A redução do consumo de água, energia e produtos químicos proporcionada pela estamparia digital representa um avanço para a indústria têxtil, mas não é suficiente para tornar um produto sustentável. A sustentabilidade precisa orientar toda a cadeia produtiva, desde a escolha das fibras e dos processos de acabamento até o consumo, o descarte e a reciclagem.
A avaliação foi apresentada por Camila Borelli, professora da USP e presidente da Associação Brasileira de Tecnologia Têxtil, Confecção e Moda (ABTT), durante palestra no Talks FutureTêxtil, na FuturePrint.
Segundo a especialista, a discussão sobre sustentabilidade na estamparia não pode ficar restrita aos impactos ambientais gerados durante a impressão. A análise deve considerar o ciclo de vida completo do produto, incluindo matérias-primas, substâncias químicas, equipamentos, processos produtivos e as possibilidades de retorno dos materiais à cadeia.
“A gente começa a discutir desde as matérias-primas, os processos, os químicos envolvidos e o acabamento, até chegar ao consumidor e ao ciclo de vida completo do produto, pensando em como ele pode retornar para a economia circular”
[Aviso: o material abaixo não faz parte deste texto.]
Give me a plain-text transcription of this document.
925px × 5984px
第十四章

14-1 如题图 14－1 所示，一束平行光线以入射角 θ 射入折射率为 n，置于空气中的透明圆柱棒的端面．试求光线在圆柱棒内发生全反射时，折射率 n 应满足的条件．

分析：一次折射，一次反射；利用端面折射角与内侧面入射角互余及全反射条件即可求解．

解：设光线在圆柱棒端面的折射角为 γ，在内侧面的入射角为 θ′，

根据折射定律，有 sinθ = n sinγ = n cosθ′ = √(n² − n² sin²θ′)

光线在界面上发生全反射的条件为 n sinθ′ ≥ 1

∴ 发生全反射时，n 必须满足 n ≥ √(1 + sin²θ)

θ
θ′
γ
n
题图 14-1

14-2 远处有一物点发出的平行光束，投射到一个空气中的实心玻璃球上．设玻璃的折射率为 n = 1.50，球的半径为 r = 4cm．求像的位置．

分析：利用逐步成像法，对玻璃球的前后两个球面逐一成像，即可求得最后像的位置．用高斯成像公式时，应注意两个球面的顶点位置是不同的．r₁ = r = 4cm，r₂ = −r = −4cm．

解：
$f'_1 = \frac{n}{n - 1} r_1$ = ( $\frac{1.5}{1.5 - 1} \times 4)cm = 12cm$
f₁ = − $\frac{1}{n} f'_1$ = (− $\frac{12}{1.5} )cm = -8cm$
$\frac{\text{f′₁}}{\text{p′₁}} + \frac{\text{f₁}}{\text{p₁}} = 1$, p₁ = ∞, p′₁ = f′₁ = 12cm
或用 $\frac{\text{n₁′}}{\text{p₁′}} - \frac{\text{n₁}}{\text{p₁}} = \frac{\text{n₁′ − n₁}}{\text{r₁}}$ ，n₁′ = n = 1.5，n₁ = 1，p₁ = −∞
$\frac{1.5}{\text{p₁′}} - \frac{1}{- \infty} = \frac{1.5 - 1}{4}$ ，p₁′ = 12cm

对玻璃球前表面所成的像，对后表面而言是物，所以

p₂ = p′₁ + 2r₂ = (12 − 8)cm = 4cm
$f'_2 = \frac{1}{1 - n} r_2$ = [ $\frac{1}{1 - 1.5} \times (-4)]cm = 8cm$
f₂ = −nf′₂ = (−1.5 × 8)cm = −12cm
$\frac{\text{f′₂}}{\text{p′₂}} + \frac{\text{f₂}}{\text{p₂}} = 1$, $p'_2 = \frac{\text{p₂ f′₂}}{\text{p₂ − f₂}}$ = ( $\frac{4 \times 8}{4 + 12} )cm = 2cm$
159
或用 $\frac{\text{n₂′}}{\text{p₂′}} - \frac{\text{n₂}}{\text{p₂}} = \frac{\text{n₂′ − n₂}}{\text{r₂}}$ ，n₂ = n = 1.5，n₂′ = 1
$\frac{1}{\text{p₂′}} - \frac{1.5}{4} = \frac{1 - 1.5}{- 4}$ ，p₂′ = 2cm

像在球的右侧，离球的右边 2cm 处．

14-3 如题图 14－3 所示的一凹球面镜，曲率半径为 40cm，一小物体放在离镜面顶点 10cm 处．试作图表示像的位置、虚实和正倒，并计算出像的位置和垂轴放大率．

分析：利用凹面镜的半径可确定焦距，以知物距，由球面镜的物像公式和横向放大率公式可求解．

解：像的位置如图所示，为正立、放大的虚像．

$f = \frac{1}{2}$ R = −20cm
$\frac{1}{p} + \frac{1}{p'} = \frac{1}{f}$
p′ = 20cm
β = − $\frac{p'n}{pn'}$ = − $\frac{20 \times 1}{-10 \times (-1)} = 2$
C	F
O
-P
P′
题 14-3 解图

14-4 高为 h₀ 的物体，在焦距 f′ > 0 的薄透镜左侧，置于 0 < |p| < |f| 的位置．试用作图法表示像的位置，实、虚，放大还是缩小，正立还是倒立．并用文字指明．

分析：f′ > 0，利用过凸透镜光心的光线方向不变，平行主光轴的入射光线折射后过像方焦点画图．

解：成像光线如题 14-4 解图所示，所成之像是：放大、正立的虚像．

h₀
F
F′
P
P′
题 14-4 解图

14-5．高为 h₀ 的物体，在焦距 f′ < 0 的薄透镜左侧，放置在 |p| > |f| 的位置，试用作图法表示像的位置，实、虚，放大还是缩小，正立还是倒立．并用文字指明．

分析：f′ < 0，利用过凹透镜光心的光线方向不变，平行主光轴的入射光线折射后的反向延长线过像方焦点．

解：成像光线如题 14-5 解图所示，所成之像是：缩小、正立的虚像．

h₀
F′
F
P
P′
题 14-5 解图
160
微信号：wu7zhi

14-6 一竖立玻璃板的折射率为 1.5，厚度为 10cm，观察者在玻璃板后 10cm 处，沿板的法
Estamparia digital reduz consumo de recursos
Entre as tecnologias disponíveis para o setor, a estamparia digital foi apontada como uma alternativa capaz de combinar ganhos ambientais e produtivos.
O processo permite reduzir o consumo de água, produtos químicos e energia, além de diminuir o tempo necessário para a produção. Esses fatores contribuem para uma operação mais eficiente e para a redução dos impactos associados à etapa de impressão.
A adoção da tecnologia, no entanto, precisa fazer parte de uma estratégia mais ampla. Para Camila, os benefícios obtidos durante a estamparia devem ser analisados em conjunto com os materiais utilizados e com o destino dado ao produto após o consumo.
Escolha dos materiais interfere na reciclagem
A possibilidade de reaproveitar ou reciclar um produto têxtil começa a ser definida ainda em sua concepção. Decisões relacionadas às fibras, aos acabamentos, aos produtos químicos e às técnicas de impressão podem facilitar ou dificultar a recuperação dos materiais ao final de sua vida útil.
“Quando pensamos no ciclo de vida do produto, analisamos desde a fibra até a forma como ele será descartado. Alguns materiais estampados, por exemplo, podem apresentar mais dificuldade para reciclagem, por isso é preciso entender cada etapa para buscar a melhor solução técnica”
A abordagem reforça que a sustentabilidade na indústria têxtil não depende apenas da substituição de equipamentos ou da redução de recursos em uma etapa isolada. Ela exige que empresas e profissionais avaliem os impactos e as possibilidades de circularidade desde o desenvolvimento do produto, considerando como cada escolha interfere nas etapas seguintes da cadeia.